De Carmen, su amiga, tenía otra visión procedente de la
primera novela. En esta parece más alocada, obcecada, y, en resumen, menos
inteligente, por no decir que a veces parece una pobre tonta voluntariosa.
Tampoco cuadran su empecinamiento con los conocimientos que cabe presuponerle
por su profesión. Llamativa resulta su amistad con la protagonista, que les
lleva a organizar cenas privadas con champán y velas y a compartir techo algún
fin de semana. La cosa sugiere una amistad muy “intensa”, desmentida por lo que
se cuenta, que, en buena lógica, debería preocupar a la juez tanto como le
preocupa en el resto de casos. Y es que la juez siempre está alerta para que
nadie pueda pensar que tiene un lío con un hombre, pero ni siquiera llega a
pensar que alguien pueda creer que lo tiene con su amiga.
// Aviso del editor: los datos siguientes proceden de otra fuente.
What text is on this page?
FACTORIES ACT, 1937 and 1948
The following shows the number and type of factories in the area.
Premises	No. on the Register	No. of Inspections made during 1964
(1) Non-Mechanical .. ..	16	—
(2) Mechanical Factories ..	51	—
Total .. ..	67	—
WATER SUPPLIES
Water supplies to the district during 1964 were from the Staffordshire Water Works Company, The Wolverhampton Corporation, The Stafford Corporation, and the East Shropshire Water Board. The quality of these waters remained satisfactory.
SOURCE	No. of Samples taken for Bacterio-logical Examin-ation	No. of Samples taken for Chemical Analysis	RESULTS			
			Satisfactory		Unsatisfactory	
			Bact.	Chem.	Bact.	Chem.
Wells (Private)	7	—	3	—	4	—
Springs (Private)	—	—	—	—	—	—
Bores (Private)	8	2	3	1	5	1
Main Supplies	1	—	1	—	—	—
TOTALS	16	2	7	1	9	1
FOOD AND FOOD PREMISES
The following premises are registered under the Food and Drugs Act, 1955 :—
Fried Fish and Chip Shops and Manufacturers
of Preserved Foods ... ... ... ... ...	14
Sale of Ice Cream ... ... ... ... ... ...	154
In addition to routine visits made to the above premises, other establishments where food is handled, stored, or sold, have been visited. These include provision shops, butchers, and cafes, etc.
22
El resto de los personajes… Rafael, un chulillo cuyo cinismo
se refleja en pinceladas demasiado gruesas; y Teodoro y “el de las vacas”,
demasiado planos, demasiado directos, buenazos y simplones incluso cuando
quieren ser pícaros.
Hablando ahora del entorno, y dejando al margen los paisajes
norteños (esos sí gustan), está muy presente el ya mencionado temor al qué
dirán. Se diría que todo el mundo anda pendiente del ir y venir de una juez que
no es de allí. El chismorreo ha jugado su papel en este país, pero cuando una
mujer de poco más de cuarenta años va en estos tiempos a una localidad donde
nunca antes ha vivido y esa localidad es medianamente grande, el qué dirán se
la trae al fresco en grandísima medida. La conducta de la juez es la de un
personaje chapado a la antigua, lo cual enlaza con el comportamiento
“pequeñoburgués” antes aludido. Para su edad, sus temores son anacrónicos. Pero
lo que chirría no es eso. Si la juez simplemente temiera el qué dirán, sería
prisionera de sí misma, no del entorno, pero como el autor le da la razón al respecto,
nos pinta un paisaje que cada vez existe menos, y eso va en mengua de la
credibilidad, al tiempo que aumenta el envaramiento del personaje: su moralidad
le permitiría “soltarse el pelo”, pero tiene tanto dominio de sí misma que, sin
aparente esfuerzo, somete todas sus apetencias.
Los capítulos son muy breves, pero algunos sobran porque no
son sino disertaciones (por ejemplo, sobre la pena de muerte) que lo mismo
podrían estar o no. Nada aportan a la historia, y poco sobre los personajes.
Y termino con una referencia al lenguaje. Al principio me ha
llamado la atención por recurrir a expresiones demasiado convencionales, como
si no estuvieran trabajadas. Luego me ha pasado inadvertido. El tono se va
contagiando de las contradicciones de la protagonista: da una apariencia de
normalidad… con cierto envaramiento, en el que de muy vez en cuando desentonan
expresiones más o menos humorísticas. Un ejemplo: “cuando se desplazaba por una
sinuosa carretera comarcal entre montañas camino de Infiesto, una vaca se
desprendió de la ladera donde estaba pastando y cayó sobre el capó del coche
provocando un accidente que a punto estuvo de acabar con la vida de la vaca y
la de Tomás”. Así que la vaca se “desprendió”. La imagen es humorística, pero
ni ese tipo de humor ni la forma de expresarlo encajan en el tono general, muy
vinculado al del personaje central.
Conclusión: novela ligerita, muy mejorable.